Ambição, Cultura e o Enigma do Financiamento
Por enquanto, Mensch afirmou que o seu foco permanece em conduzir a Mistral de uma startup ousada a um player importante de IA, numa era em que os especialistas questionam se alguma startup de modelo de IA pode acompanhar os líderes da indústria: OpenAI, Anthropic, Google e Meta. Embora a Mistral permaneça significativamente menor do que esses gigantes, Mensch destacou as melhores práticas que os três co-fundadores originais da Mistral trouxeram de suas passagens pelo Google DeepMind e Meta – cultivando uma mentalidade centrada em entregas rápidas e mantendo padrões científicos rigorosos.
“Criámos a nossa própria cultura, que é de baixo ego e ousada”, declarou.

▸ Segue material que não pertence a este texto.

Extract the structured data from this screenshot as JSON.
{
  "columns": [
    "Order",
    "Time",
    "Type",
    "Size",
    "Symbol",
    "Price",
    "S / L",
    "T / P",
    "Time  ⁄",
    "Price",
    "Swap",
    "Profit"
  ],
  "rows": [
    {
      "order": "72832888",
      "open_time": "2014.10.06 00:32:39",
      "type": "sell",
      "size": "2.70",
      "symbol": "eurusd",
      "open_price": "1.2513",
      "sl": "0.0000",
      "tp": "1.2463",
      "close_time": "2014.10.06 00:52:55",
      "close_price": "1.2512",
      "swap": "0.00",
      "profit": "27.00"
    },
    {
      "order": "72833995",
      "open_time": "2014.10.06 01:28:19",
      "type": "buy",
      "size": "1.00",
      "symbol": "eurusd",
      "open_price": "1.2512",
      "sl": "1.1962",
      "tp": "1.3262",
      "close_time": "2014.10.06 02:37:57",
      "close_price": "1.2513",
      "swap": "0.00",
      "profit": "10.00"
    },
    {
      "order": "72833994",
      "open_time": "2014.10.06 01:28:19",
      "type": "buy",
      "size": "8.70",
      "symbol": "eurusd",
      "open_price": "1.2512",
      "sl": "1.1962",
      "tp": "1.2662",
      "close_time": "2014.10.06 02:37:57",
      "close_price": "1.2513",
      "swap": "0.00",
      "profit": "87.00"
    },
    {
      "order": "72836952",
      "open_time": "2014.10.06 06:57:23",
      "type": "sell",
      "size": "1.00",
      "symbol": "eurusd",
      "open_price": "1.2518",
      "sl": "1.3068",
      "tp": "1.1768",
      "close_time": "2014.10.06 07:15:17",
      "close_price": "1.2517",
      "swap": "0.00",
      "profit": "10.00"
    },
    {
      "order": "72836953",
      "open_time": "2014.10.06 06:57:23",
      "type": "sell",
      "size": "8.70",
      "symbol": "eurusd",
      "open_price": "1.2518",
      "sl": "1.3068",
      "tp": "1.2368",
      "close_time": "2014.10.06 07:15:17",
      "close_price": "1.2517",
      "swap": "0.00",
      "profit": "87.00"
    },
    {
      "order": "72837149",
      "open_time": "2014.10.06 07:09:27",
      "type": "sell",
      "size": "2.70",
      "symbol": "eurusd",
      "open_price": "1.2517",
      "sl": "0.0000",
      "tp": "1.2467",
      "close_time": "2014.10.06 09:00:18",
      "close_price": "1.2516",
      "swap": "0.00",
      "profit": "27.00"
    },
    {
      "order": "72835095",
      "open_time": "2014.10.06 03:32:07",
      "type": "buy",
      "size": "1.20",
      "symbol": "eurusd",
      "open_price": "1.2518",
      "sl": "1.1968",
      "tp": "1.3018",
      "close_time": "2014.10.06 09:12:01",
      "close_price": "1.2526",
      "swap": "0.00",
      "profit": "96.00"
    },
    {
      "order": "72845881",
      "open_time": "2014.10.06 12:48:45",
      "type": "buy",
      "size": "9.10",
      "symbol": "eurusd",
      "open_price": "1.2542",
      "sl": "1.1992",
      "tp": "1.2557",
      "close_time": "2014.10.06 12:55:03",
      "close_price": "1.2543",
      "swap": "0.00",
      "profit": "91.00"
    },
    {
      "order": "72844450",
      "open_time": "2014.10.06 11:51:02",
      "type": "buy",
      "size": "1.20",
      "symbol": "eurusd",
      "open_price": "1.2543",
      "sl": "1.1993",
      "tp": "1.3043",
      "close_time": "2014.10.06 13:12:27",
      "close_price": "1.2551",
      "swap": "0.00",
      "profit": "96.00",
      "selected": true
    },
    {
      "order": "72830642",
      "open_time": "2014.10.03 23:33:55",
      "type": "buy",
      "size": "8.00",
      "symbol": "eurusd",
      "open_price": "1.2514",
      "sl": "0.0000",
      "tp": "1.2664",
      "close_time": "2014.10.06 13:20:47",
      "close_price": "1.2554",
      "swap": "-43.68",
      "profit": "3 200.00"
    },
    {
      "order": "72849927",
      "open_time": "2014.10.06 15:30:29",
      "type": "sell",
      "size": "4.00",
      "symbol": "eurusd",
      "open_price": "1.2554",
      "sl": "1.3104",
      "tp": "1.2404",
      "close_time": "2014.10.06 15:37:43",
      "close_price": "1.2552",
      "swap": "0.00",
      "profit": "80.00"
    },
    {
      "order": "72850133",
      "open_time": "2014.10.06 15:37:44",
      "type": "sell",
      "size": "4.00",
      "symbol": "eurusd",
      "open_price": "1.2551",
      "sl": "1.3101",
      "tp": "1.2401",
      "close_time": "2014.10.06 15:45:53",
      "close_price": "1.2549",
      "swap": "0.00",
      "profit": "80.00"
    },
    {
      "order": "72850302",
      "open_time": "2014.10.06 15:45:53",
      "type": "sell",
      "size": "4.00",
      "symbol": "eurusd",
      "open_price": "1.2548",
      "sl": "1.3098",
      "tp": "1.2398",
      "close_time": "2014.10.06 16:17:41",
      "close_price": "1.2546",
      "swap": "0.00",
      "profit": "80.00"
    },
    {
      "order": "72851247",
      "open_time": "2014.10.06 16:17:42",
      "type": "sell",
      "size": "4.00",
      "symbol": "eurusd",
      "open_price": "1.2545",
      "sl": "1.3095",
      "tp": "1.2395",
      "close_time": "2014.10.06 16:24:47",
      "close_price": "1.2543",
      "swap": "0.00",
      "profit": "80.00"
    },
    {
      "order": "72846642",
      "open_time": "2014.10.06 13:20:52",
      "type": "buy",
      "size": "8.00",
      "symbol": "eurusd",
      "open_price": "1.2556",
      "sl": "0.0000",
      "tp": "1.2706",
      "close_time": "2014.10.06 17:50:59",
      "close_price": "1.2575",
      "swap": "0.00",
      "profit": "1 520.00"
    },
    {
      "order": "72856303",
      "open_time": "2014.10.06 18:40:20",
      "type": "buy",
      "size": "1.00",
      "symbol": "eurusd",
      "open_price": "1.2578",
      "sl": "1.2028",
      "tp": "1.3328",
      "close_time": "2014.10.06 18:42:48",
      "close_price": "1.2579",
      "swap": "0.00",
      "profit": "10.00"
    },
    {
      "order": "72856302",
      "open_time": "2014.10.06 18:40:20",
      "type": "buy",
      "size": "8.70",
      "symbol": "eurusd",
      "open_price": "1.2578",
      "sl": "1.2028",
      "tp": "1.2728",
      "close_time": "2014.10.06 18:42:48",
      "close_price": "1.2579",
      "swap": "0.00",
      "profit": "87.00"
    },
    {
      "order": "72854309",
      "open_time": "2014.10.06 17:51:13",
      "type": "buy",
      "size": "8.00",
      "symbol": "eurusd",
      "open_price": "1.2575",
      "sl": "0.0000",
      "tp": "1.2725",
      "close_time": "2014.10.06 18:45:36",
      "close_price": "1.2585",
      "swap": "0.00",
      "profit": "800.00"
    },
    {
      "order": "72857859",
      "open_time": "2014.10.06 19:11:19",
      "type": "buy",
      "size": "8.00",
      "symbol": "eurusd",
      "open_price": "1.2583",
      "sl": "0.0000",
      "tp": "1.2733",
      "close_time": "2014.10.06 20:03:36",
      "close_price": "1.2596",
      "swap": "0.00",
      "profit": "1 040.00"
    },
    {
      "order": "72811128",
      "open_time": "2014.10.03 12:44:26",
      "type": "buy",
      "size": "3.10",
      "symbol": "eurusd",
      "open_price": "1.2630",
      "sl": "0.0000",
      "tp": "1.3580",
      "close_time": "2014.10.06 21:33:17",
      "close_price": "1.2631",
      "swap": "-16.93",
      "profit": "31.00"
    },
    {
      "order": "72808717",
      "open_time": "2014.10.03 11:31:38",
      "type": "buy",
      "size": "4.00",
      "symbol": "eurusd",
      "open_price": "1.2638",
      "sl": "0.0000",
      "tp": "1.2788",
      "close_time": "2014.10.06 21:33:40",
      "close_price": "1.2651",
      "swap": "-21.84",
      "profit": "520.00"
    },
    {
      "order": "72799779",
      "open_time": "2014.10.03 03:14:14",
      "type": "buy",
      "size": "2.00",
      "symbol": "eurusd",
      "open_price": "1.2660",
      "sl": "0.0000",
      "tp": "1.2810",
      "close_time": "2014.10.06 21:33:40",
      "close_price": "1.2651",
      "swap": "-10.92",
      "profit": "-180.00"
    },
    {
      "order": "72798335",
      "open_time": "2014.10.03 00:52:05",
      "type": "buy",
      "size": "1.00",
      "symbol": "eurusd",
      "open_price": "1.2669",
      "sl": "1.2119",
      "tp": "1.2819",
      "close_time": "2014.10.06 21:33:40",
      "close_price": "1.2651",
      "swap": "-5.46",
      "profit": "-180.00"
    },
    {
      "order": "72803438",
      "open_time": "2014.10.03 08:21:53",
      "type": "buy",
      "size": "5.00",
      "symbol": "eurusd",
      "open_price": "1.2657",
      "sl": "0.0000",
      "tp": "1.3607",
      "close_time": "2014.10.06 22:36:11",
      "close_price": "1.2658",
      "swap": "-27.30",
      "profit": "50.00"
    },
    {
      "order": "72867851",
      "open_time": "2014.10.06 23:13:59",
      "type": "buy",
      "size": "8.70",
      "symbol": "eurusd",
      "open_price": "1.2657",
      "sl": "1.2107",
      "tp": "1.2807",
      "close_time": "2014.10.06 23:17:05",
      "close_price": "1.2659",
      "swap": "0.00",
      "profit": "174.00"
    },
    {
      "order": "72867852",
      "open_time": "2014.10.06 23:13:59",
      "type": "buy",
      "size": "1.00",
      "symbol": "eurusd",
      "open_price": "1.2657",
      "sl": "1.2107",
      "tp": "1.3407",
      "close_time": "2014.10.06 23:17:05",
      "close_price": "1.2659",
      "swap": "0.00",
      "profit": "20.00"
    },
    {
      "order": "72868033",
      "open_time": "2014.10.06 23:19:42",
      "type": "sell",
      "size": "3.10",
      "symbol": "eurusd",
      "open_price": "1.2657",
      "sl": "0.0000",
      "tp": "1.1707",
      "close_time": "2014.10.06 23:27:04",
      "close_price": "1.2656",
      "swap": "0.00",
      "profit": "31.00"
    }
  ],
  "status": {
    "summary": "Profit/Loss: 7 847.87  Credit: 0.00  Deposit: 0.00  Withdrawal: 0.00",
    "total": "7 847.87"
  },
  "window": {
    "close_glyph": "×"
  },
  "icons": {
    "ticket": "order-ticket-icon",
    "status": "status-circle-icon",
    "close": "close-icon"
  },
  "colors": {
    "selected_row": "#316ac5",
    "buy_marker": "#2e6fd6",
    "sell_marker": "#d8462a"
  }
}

Embora a Mistral provavelmente não possa igualar a remuneração exorbitante e as concessões de ações de vários milhões de dólares oferecidas pelos gigantes dos modelos de base, Mensch enfatizou que o ethos de código aberto da empresa é altamente atraente para o talento de pesquisa de IA que procura atrair.
“Quando você é um cientista, você realmente quer contribuir para a comunidade, no final do dia, você geralmente está menos interessado no sucesso comercial da empresa”, explicou. “Então [o código aberto] tem sido uma grande vantagem, e isso é algo que continuaremos a promover.” A Mistral também está a reforçar a sua equipa de pesquisa para trabalhar em pesquisa fundamental de IA que não está necessariamente ligada ao desenvolvimento de produtos. “Há tantas coisas que precisam ser descobertas e novas formas de pensar sobre arquiteturas”, observou. “Se você está a pensar apenas no produto, não tem tempo para pensar nessas coisas.”
O mecanismo de financiamento preciso para esta pesquisa permanece incerto. A Mistral não divulgou publicamente, por exemplo, ter recebido financiamento direto do governo francês para as suas atividades de P&D, mesmo que o governo francês tenha expressado o seu compromisso em promover a IA no país.
A Mistral garantiu parcerias com a plataforma europeia de nuvem de IA Fluidstack, que está a construir o que afirma ser o maior supercomputador da Europa. A Mistral está programada para começar a utilizar este cluster de computação de IA ainda este ano. Também estabeleceu uma colaboração com a empresa de chips de IA Cerebras, cujo hardware permite que o assistente de IA da Mistral, Le Chat, responda com uma velocidade sem precedentes.
Mensch concluiu enfatizando que ele e toda a equipa estão a manter os seus olhos firmemente fixos no objetivo final: “Começámos de forma muito ambiciosa, mas precisamos continuar a ser muito ambiciosos”.